PBG adalah singkatan dari Persetujuan Bangunan Gedung, yaitu izin resmi dari pemerintah daerah untuk membangun baru, mengubah, memperluas, mengurangi, atau merawat bangunan gedung, memastikan bangunan tersebut memenuhi persyaratan administrasi, teknis, keselamatan, dan tata ruang yang berlaku.
PBG menggantikan IMB (Izin Mendirikan Bangunan) dan berfokus pada penggunaan serta fungsi bangunan agar aman, nyaman, dan tertib sesuai aturan.
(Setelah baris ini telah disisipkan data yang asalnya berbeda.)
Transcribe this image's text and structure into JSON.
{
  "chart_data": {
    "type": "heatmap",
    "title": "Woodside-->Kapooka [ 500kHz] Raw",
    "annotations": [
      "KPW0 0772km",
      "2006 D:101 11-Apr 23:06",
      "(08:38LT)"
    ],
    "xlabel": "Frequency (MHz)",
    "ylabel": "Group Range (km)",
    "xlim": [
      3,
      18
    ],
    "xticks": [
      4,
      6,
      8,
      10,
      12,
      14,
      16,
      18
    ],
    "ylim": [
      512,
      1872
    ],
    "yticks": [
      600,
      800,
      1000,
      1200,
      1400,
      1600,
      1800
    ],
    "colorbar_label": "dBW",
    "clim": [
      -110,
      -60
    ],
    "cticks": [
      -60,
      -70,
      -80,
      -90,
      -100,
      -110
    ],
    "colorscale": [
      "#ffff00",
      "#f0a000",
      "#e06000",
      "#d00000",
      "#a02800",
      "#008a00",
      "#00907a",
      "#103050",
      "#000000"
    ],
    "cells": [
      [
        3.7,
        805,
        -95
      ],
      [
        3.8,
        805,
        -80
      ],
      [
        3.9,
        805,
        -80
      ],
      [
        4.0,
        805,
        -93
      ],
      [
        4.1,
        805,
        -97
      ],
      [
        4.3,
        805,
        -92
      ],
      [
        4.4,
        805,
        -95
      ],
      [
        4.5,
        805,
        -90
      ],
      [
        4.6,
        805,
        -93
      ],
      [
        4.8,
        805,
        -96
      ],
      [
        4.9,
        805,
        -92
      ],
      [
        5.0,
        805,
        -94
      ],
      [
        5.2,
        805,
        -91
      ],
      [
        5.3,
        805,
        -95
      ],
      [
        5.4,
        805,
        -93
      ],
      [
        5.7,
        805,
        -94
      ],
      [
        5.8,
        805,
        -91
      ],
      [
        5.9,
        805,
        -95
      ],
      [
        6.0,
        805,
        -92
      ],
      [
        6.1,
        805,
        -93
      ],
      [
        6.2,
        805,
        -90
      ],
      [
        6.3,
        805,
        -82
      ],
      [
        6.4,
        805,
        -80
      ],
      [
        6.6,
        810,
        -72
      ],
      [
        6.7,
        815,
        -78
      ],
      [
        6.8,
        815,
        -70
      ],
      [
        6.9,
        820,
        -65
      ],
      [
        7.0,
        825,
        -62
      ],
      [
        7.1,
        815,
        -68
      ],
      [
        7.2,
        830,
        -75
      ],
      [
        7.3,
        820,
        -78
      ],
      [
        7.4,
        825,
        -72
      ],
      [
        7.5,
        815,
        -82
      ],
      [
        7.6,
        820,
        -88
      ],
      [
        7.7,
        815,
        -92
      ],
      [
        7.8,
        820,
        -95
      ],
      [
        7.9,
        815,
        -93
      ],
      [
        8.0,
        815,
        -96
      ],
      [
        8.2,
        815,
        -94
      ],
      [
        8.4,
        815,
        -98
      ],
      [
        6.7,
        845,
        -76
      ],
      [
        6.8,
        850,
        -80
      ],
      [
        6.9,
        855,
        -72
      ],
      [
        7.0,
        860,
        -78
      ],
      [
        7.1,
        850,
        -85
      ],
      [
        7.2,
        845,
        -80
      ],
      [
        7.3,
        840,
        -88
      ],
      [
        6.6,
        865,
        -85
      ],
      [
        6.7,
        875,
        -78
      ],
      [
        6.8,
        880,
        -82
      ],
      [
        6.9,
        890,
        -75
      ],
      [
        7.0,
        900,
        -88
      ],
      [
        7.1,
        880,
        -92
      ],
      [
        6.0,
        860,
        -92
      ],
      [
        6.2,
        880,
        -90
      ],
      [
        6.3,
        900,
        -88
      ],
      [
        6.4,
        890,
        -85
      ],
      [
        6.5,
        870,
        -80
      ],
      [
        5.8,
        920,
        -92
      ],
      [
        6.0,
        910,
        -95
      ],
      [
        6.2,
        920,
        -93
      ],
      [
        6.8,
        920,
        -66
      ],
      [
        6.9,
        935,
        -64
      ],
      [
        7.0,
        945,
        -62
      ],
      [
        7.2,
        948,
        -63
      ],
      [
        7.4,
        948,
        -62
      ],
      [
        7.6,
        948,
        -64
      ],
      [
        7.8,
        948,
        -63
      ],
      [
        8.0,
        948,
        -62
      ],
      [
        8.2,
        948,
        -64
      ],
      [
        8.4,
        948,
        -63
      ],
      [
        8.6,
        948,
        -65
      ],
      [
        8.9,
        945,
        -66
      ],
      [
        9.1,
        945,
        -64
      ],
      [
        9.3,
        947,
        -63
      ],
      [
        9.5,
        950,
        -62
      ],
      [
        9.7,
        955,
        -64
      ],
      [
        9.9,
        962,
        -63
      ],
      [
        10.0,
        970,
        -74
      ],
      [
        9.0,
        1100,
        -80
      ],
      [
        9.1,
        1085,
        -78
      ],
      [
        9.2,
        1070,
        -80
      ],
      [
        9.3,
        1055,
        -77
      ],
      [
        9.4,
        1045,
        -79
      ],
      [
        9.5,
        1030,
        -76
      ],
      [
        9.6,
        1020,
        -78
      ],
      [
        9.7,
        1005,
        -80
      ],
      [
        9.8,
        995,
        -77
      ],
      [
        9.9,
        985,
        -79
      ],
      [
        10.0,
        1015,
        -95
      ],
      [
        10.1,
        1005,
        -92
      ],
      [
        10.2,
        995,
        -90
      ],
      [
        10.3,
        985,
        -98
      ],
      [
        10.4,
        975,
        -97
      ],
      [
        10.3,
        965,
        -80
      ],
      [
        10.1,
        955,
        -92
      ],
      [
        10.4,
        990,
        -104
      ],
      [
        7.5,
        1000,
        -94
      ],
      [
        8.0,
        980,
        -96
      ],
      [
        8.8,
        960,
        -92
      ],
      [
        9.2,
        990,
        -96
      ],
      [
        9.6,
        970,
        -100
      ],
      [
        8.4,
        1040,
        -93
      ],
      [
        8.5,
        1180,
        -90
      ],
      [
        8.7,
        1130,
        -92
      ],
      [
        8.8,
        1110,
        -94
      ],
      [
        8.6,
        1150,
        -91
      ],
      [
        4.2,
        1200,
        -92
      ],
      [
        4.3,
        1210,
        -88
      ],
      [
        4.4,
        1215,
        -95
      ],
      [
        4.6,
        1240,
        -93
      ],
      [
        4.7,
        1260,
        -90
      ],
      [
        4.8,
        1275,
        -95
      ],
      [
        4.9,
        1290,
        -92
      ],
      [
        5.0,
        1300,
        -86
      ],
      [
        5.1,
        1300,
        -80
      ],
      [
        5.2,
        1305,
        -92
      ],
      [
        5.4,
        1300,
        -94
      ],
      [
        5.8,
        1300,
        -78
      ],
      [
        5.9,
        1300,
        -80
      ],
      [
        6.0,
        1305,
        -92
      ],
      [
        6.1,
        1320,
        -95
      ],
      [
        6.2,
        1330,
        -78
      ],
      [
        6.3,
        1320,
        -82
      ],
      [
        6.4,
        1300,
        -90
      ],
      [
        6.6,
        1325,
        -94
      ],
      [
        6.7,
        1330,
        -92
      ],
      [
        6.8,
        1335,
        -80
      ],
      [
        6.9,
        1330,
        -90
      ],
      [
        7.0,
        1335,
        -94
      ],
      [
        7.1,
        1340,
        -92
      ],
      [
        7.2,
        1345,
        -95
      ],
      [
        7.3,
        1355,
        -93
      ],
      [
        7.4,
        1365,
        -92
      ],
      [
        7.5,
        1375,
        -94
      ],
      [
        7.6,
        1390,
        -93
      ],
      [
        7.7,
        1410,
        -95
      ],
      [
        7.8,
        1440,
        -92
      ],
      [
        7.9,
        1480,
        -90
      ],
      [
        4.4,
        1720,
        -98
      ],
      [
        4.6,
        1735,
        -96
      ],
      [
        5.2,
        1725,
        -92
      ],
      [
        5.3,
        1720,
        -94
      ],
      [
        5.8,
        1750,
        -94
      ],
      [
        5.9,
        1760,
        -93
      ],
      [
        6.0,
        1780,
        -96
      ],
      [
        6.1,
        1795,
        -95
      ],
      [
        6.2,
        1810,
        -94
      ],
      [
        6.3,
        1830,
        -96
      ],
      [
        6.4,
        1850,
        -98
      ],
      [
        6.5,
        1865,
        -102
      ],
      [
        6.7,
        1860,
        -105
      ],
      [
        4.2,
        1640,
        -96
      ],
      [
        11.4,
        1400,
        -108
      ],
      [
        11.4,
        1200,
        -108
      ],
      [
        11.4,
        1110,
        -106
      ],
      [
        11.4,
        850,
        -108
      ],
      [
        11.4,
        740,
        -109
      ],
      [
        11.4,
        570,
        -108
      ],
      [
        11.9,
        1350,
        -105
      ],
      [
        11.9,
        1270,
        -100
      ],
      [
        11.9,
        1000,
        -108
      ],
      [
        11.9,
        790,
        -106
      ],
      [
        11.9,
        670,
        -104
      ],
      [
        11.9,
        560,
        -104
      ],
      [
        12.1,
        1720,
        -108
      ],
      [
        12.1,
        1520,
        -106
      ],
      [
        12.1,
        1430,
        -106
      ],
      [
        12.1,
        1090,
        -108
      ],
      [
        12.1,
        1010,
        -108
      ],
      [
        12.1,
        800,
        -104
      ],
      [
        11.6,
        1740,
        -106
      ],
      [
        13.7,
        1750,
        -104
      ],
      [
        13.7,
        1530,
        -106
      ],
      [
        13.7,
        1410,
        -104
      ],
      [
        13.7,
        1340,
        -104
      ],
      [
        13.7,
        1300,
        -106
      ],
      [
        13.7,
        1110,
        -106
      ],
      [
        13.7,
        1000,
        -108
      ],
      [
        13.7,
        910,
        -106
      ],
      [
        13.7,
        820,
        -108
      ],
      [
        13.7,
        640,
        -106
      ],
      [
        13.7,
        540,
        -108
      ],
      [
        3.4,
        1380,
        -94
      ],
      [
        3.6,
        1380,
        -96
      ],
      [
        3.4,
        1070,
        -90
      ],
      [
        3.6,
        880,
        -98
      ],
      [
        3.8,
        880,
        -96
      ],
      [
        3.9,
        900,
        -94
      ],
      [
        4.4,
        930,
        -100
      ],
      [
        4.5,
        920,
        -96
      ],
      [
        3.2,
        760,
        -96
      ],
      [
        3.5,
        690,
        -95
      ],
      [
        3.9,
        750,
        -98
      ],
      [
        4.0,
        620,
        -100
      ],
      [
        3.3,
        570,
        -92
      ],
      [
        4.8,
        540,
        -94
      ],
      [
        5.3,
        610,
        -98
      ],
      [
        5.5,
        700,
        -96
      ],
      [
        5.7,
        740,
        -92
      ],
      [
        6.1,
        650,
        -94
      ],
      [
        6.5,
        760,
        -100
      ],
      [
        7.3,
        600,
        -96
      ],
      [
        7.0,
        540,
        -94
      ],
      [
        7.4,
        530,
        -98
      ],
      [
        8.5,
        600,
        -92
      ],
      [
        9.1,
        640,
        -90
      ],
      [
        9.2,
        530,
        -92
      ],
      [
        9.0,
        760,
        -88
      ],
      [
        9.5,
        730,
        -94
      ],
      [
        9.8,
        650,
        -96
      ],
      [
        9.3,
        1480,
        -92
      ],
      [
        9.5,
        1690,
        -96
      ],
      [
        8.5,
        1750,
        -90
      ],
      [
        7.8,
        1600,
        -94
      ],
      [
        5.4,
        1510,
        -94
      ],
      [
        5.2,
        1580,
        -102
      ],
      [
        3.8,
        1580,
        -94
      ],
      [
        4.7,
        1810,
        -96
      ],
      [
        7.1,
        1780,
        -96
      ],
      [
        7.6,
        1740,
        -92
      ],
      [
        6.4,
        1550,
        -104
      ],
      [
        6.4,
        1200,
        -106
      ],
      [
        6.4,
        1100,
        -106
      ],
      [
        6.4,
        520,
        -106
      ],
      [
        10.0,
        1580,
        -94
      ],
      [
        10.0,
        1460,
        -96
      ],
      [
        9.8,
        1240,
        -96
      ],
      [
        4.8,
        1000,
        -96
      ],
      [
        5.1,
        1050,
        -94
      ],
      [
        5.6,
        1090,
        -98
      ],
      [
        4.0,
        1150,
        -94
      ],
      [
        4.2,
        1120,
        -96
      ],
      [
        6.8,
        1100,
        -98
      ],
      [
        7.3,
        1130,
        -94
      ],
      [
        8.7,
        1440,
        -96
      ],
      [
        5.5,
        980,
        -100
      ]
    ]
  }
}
Tujuan PBG Mewujudkan tatanan bangunan yang teratur, aman, nyaman, dan selamat.
Memastikan bangunan sesuai dengan standar teknis dan rencana tata ruang wilayah,memberikan kepastian hukum bagi pemilik bangunan dan masyarakat.
Sanksi Jika Tidak Memiliki PBG, peringatan tertulis, pembatasan kegiatan pembangunan, atau penghentian sementara/tetap pekerjaan,pembekuan atau pencabutan PBG,perintah pembongkaran bangunan.
Nono, salah satu pekerja, saat dikonfirmasi dilokasi tidak bisa menjelaskan terkait perizinan dan mengarahkan awak media menghubungi pelaksana yang bernama Rohman.
“Pelaksananya baru aja pulang, kalau terkait izin bapak hubungi saja pak Rohman,” ujar Nono.
Rohman, pelaksana proyek saat dikonfirmasi melalui telepon WhatsApp, ia memaparkan bahwa sudah ada Satpol PP Kota Tangerang yang memberikan surat panggilan serta itu bukan bagiannya.
“Tadi sudah ada yang datang pak dari satpol PP kasih surat panggilan, lagian saya bukan orang perizinan, kalau perizinan langsung dari Oi Savenya,” paparnya.
Usman, petugas Satpol PP Kota Tangerang saat dikonfirmasi melalui pesan WhatsApp ia mengatakan bahwa dirinya sudah memberikan surat pemanggilan.
“Sudah dikasih surat panggilan, tadi sudah disuruh berhenti tidak ada kegiatan,” kata Usman.
Saat berita ini diterbitkan pihak-pihak terkait belum dapat dikonfirmasi lebih lanjut.